You can get up-to-date results by querying the individual user:
http://gdata.youtube.com/feeds/api/users/AssociatedPress/uploads?orderby=published&max-results=50&v=2
With that query, I’m able to get the most recent videos. Anything that shows up in the YouTube page for that user also shows up in the results I get back from the query.
But that’s just one source! If I want my news channel to get data from 50 different sources, I’d have to poll each one individually. That’s not terribly difficult, but it takes time. YouTube places limits on how often I can poll for videos. To keep from being throttled, you have to wait at least 15 seconds (a minute or longer if you don’t have a developer API key) between requests to the API. So getting the latest videos from all 50 sources will take somewhere between 12 and 50 minutes. Perhaps longer.
Not many sources post a video every 12 minutes, so there’s a lot of waste involved in polling all the time. And 50 minutes is way too long to wait for an update. 50 minutes? It’s not news anymore!
There is a third way. Go to your YouTube account and subscribe to the sources that you’re interested in.

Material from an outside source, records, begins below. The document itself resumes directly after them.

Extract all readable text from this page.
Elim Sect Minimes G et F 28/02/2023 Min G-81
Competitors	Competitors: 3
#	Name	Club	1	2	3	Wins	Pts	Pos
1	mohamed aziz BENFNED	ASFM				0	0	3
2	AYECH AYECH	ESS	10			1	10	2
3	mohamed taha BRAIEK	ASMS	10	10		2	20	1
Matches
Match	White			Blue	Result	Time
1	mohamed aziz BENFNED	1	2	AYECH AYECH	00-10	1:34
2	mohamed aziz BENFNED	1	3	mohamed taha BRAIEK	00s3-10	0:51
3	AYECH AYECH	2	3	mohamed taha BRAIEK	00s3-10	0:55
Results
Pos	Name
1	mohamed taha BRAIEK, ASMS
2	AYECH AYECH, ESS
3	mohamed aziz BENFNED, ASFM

According to the documentation, you can subscribe to up to 2,000 different sources, and whenever you go to your subscriptions page you’ll see the most recent videos from those sources.
The really nice thing is that you can then do a single query to get the most recent videos from all your sources:
http://gdata.youtube.com/feeds/api/users/YourUserName/newsubscriptionvideos?orderby=published&max-results=50&v=2
Replace YourUserName in the URL above with the name of the user who subscribed to the sources you want to see.
With this, you can poll YouTube once every five minutes and get the most recent videos from all of your sources.
Another benefit is that you don’t have to change your program if you want to add or remove sources. All you have to do is log in to YouTube and edit your subscriptions.
Reduce your bandwidth usage and get your videos more timely. Sounds like a great deal to me.